俺の目の前にいる、名も無き『悪魔』が出した声だ。
「全く……、最近多いねぇ。『下級悪魔』の侵入が。面倒臭ぇったらありゃしねぇ」
俺はボソリと愚痴を洩らす。すると、俺の腕に付いた『物』から声が響いてきた。
『まぁそう言わないでください。これも世界の為ですから。それに……』
『物』の声は一度止まり、大きく深呼吸をするように振るえると、ゆっくりと言葉を紡いだ。
『それに、運命の歯車は動き出しました。先程、何者かの手によって封印が破られ、『ゴエティア』が世界中に散らばってしまったそうです』
俺はある単語を聞いて、肩を震わせる。『ゴエティア』。
それは強大な力を持つ『悪魔』が、この世界に確実に出現し、尚且つ姿を保つ為に作り出した、パイプであり制御装置の様な物だ。

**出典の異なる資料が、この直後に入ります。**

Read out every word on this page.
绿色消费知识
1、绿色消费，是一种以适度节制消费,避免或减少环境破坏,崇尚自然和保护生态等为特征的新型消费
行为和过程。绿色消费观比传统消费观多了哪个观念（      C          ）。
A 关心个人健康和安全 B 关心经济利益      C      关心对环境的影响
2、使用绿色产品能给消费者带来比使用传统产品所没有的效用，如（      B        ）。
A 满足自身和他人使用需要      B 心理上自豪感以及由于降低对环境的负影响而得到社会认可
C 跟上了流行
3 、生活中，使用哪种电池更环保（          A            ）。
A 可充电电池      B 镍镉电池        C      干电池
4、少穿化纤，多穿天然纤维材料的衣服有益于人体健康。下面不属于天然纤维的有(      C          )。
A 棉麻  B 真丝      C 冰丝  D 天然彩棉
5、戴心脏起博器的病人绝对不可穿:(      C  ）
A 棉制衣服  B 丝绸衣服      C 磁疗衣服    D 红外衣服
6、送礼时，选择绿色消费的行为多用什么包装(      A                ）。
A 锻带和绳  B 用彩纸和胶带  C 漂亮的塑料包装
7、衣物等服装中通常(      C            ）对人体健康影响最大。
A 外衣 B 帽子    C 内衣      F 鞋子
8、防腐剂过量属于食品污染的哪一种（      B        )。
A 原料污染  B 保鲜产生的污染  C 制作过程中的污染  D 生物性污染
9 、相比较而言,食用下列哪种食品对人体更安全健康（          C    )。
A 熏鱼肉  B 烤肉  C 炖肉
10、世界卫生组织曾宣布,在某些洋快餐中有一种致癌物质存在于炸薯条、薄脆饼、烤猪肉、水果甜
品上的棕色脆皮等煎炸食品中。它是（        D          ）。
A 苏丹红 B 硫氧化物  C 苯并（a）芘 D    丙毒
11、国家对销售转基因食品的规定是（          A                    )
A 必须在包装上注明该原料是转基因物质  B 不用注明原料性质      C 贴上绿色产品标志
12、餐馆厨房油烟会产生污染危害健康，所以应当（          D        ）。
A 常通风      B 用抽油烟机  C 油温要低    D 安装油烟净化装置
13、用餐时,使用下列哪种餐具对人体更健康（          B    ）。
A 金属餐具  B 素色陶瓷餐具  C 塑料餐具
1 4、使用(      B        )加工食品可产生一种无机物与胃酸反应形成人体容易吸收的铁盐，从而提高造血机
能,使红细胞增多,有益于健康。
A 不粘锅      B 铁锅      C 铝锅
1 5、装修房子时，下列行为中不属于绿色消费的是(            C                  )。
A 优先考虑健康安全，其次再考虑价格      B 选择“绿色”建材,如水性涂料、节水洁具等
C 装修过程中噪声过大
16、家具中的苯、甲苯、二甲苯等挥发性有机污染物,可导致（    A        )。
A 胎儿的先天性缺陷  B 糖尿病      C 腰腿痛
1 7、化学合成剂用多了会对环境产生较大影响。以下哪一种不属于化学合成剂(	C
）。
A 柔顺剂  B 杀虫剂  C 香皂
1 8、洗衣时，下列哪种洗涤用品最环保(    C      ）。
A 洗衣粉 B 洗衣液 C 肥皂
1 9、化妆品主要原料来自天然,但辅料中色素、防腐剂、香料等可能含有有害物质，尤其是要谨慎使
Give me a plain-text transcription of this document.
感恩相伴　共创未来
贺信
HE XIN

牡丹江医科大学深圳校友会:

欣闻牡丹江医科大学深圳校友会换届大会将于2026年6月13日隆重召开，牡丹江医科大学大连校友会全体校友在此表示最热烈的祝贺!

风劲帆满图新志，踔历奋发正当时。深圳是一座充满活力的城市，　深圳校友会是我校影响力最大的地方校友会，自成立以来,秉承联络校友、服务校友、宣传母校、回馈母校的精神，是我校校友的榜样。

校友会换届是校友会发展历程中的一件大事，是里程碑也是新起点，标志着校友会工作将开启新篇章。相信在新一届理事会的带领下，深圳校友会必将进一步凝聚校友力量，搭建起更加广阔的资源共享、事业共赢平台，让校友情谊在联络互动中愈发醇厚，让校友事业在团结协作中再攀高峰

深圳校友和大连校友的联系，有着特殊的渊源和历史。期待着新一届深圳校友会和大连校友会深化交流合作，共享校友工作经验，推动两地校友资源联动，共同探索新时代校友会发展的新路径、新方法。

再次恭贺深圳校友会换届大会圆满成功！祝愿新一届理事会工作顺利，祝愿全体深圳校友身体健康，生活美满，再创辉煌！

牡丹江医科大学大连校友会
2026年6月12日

『ゴエティア』は人間に取り憑いて魂を喰らい、操り、『悪魔』を召喚させる。『悪魔』を召喚した者は自我を奪われ、『悪魔』となってしまう。
そして、召喚した『悪魔』の餌になってしまうのだ。
しかし、それはあくまで制御が必要な『強大な力を持つ悪魔』のみにある物で、先程俺が戦っていた制御の必要無い『力の無い悪魔』は、『ゴエティア』無しでも少しの『綻び』からこの世界に出現出来るのだ。